Em aldeias hindus na fronteira leste do Paquistão, perto da Índia, tatuadores usam agulhas para desenhar linhas pontilhadas, círculos e outros desenhos geométricos nos rostos, braços e mãos de meninas há séculos.
“Primeiro, traçamos duas linhas retas entre as sobrancelhas”, explica Jogi. “E então inserimos delicadamente a agulha entre essas duas linhas até que o sangue apareça”, continua ele.
Pooja, de 6 anos, faz uma careta enquanto os pontos começam a formar círculos e triângulos em sua testa e queixo. Sua irmã mais velha, Champa, de 7 anos, fica impaciente: "Eu também estou pronta!"
Essa visão antes comum se tornou cada vez mais rara nos últimos anos, à medida que mais famílias hindus — apenas 2% dos 255 milhões de habitantes da República Islâmica do Paquistão — se mudam para viver na cidade.
“A última geração”
“Essas tatuagens nos tornam identificáveis na multidão”, diz Durga Prem, uma estudante de engenharia da computação de 20 anos de Badin, uma cidade na província de Sindh, no sul, onde a minoria hindu está concentrada.
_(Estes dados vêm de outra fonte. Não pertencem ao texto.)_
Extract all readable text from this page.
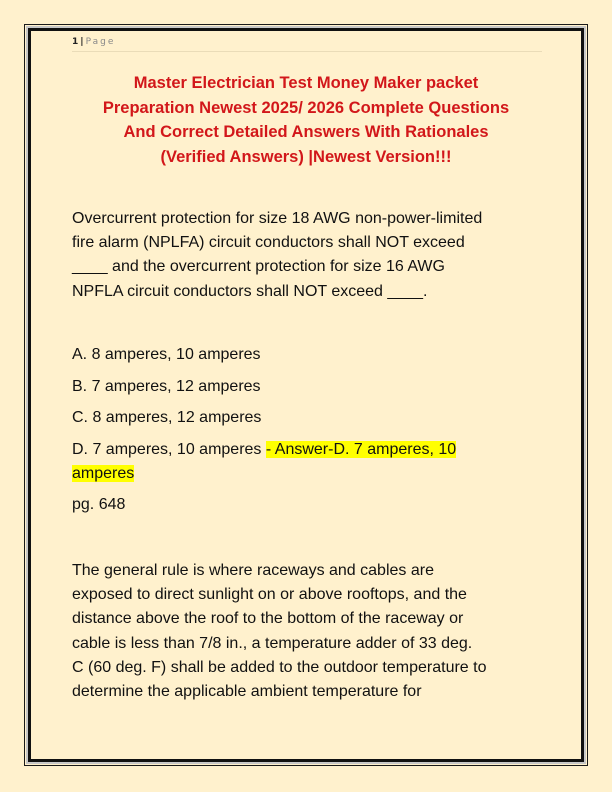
1 | Page
Master Electrician Test Money Maker packet
Preparation Newest 2025/ 2026 Complete Questions
And Correct Detailed Answers With Rationales
(Verified Answers) |Newest Version!!!
Overcurrent protection for size 18 AWG non-power-limited
fire alarm (NPLFA) circuit conductors shall NOT exceed
____ and the overcurrent protection for size 16 AWG
NPFLA circuit conductors shall NOT exceed ____.
A. 8 amperes, 10 amperes
B. 7 amperes, 12 amperes
C. 8 amperes, 12 amperes
D. 7 amperes, 10 amperes - Answer-D. 7 amperes, 10
amperes
pg. 648
The general rule is where raceways and cables are
exposed to direct sunlight on or above rooftops, and the
distance above the roof to the bottom of the raceway or
cable is less than 7/8 in., a temperature adder of 33 deg.
C (60 deg. F) shall be added to the outdoor temperature to
determine the applicable ambient temperature for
"Nossa geração não gosta mais delas. Na era das mídias sociais, as jovens evitam fazer tatuagens no rosto porque acreditam que esses desenhos as tornariam diferentes e pouco atraentes", disse ela à AFP.
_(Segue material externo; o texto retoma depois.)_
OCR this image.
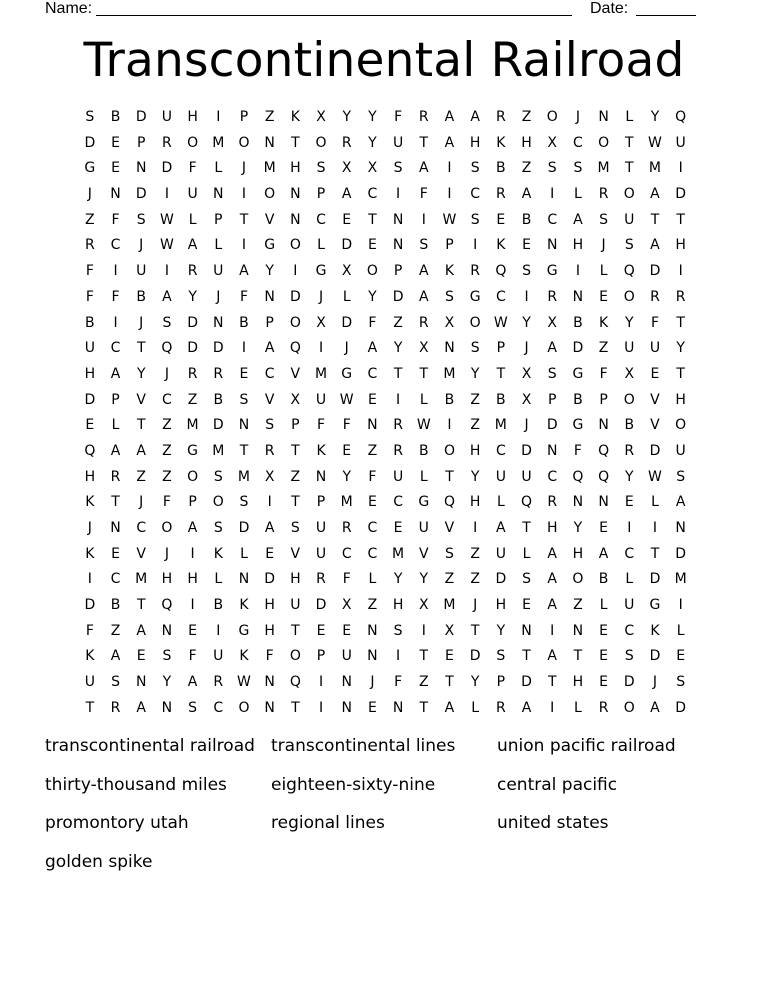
Name:	Date:
Transcontinental Railroad
S	B	D	U	H	I	P	Z	K	X	Y	Y	F	R	A	A	R	Z	O	J	N	L	Y	Q
D	E	P	R	O	M	O	N	T	O	R	Y	U	T	A	H	K	H	X	C	O	T	W U
G	E	N	D	F	L	J	M	H	S	X	X	S	A	I	S	B	Z	S	S	M	T	M	I
J	N	D	I	U	N	I	O	N	P	A	C	I	F	I	C	R	A	I	L	R	O	A	D
Z	F	S	W	L	P	T	V	N	C	E	T	N	I	W	S	E	B	C	A	S	U	T	T
R	C	J	W A	L	I	G	O	L	D	E	N	S	P	I	K	E	N	H	J	S	A	H
F	I	U	I	R	U	A	Y	I	G	X	O	P	A	K	R	Q	S	G	I	L	Q	D	I
F	F	B	A	Y	J	F	N	D	J	L	Y	D	A	S	G	C	I	R	N	E	O	R	R
B	I	J	S	D	N	B	P	O	X	D	F	Z	R	X	O W	Y	X	B	K	Y	F	T
U	C	T	Q	D	D	I	A	Q	I	J	A	Y	X	N	S	P	J	A	D	Z	U	U	Y
H	A	Y	J	R	R	E	C	V	M	G	C	T	T	M	Y	T	X	S	G	F	X	E	T
D	P	V	C	Z	B	S	V	X	U W	E	I	L	B	Z	B	X	P	B	P	O	V	H
E	L	T	Z	M	D	N	S	P	F	F	N	R W	I	Z	M	J	D	G	N	B	V	O
Q	A	A	Z	G	M	T	R	T	K	E	Z	R	B	O	H	C	D	N	F	Q	R	D	U
H	R	Z	Z	O	S	M	X	Z	N	Y	F	U	L	T	Y	U	U	C	Q	Q	Y	W	S
K	T	J	F	P	O	S	I	T	P	M	E	C	G	Q	H	L	Q	R	N	N	E	L	A
J	N	C	O	A	S	D	A	S	U	R	C	E	U	V	I	A	T	H	Y	E	I	I	N
K	E	V	J	I	K	L	E	V	U	C	C	M	V	S	Z	U	L	A	H	A	C	T	D
I	C	M	H	H	L	N	D	H	R	F	L	Y	Y	Z	Z	D	S	A	O	B	L	D	M
D	B	T	Q	I	B	K	H	U	D	X	Z	H	X	M	J	H	E	A	Z	L	U	G	I
F	Z	A	N	E	I	G	H	T	E	E	N	S	I	X	T	Y	N	I	N	E	C	K	L
K	A	E	S	F	U	K	F	O	P	U	N	I	T	E	D	S	T	A	T	E	S	D	E
U	S	N	Y	A	R W N	Q	I	N	J	F	Z	T	Y	P	D	T	H	E	D	J	S
T	R	A	N	S	C	O	N	T	I	N	E	N	T	A	L	R	A	I	L	R	O	A	D
transcontinental railroad transcontinental lines	union pacific railroad
thirty-thousand miles	eighteen-sixty-nine	central pacific
promontory utah	regional lines	united states
golden spike
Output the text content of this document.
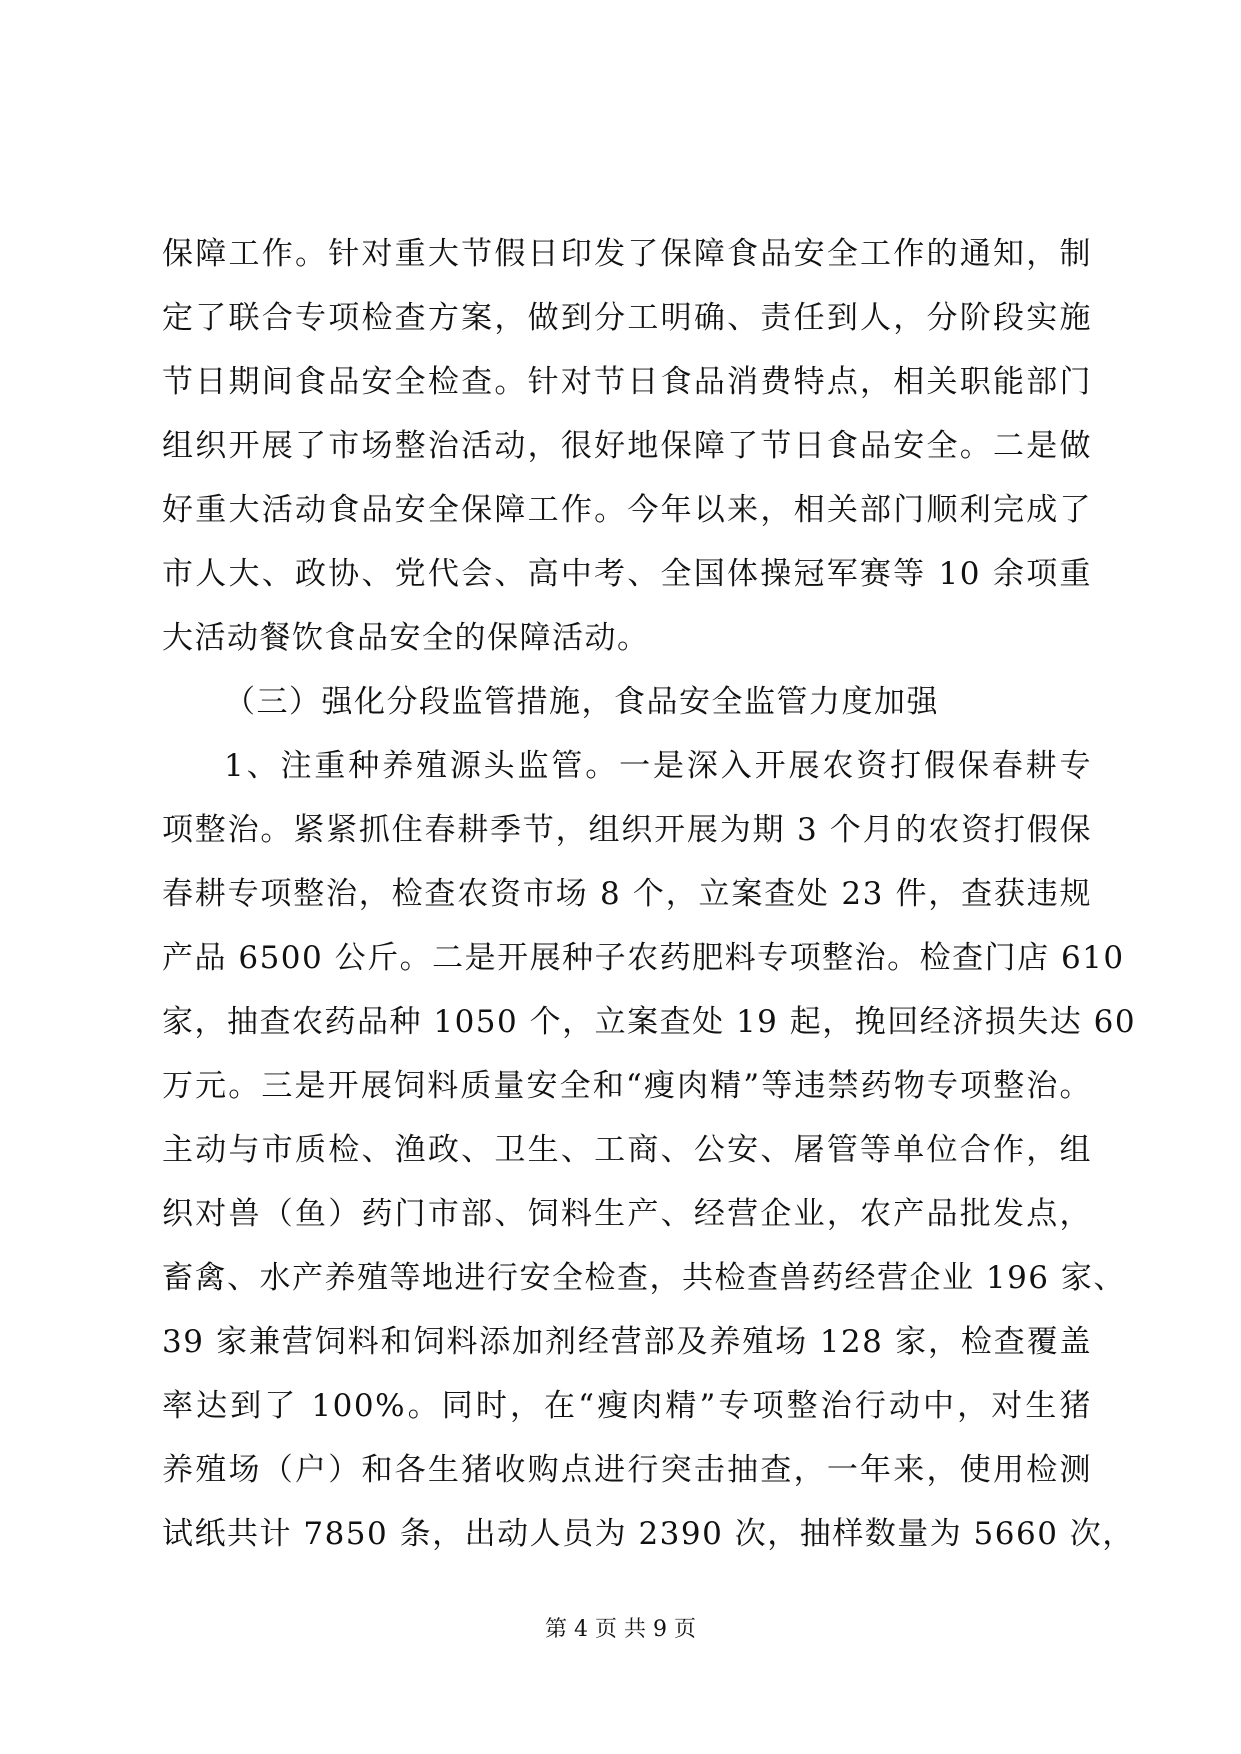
保障工作。针对重大节假日印发了保障食品安全工作的通知，制
定了联合专项检查方案，做到分工明确、责任到人，分阶段实施
节日期间食品安全检查。针对节日食品消费特点，相关职能部门
组织开展了市场整治活动，很好地保障了节日食品安全。二是做
好重大活动食品安全保障工作。今年以来，相关部门顺利完成了
市人大、政协、党代会、高中考、全国体操冠军赛等 10 余项重
大活动餐饮食品安全的保障活动。
（三）强化分段监管措施，食品安全监管力度加强
1、注重种养殖源头监管。一是深入开展农资打假保春耕专
项整治。紧紧抓住春耕季节，组织开展为期 3 个月的农资打假保
春耕专项整治，检查农资市场 8 个，立案查处 23 件，查获违规
产品 6500 公斤。二是开展种子农药肥料专项整治。检查门店 610
家，抽查农药品种 1050 个，立案查处 19 起，挽回经济损失达 60
万元。三是开展饲料质量安全和“瘦肉精”等违禁药物专项整治。
主动与市质检、渔政、卫生、工商、公安、屠管等单位合作，组
织对兽（鱼）药门市部、饲料生产、经营企业，农产品批发点，
畜禽、水产养殖等地进行安全检查，共检查兽药经营企业 196 家、
39 家兼营饲料和饲料添加剂经营部及养殖场 128 家，检查覆盖
率达到了 100%。同时，在“瘦肉精”专项整治行动中，对生猪
养殖场（户）和各生猪收购点进行突击抽查，一年来，使用检测
试纸共计 7850 条，出动人员为 2390 次，抽样数量为 5660 次，
第 4 页 共 9 页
Sua irmã Mumta também se recusou a fazer as tatuagens dos pontos que adornam os rostos de sua mãe e duas avós.
Mas "se tivéssemos ficado na aldeia, provavelmente teríamos essas tatuagens no rosto ou nos braços", diz ele.
Em um país onde minorias não muçulmanas se sentem discriminadas em muitas áreas, "não podemos forçar nossas filhas a continuar" fazendo tatuagens, diz o defensor dos direitos hindus Mukesh Meghwar.
"É uma escolha delas. Mas, infelizmente, podemos ser a última geração a ver tatuagens no rosto, pescoço, mãos e braços das mulheres", acrescenta.
Em sua opinião, alguns comentários de outros paquistaneses também são "desfavoráveis", já que algumas escolas do islamismo condenam tatuagens.
Segundo antropólogos, isso significaria o fim de uma prática secular, profundamente enraizada na cultura. Tanto que a maioria dos hindus entrevistados pela AFP defende as tatuagens, mas admite não conseguir explicar seu significado.
“Para afastar os maus espíritos”
"Esses símbolos fazem parte da cultura de povos originários da civilização do Indo", durante a Idade do Bronze, diz o antropólogo Zulfiqar Ali Kalhoro.
“Essas 'marcas' eram tradicionalmente usadas para distinguir membros de uma comunidade” e para “afastar espíritos malignos”, ele descreve.
Para Jogi, a tatuagem é acima de tudo “uma paixão” por embelezar o rosto das mulheres.
“Elas não são feitas por nenhuma razão específica, é uma prática que existe há muito tempo”, ele explica, enquanto inspeciona cuidadosamente os rostos recém-tatuados de Pooja e Champa.
Agora, os pontos que adornam suas testas são de um preto profundo e depois ficarão verde-escuros e permanecerão assim até seus últimos dias.
Basran Jogi e Jamna Kolhi podem atestar isso.
“Essas tatuagens foram desenhadas para mim por um amigo de infância que morreu há alguns anos”, diz Kolhi, 40.
"Quando os vejo, penso nela e na nossa juventude. É uma lembrança que durará a vida toda", diz ele.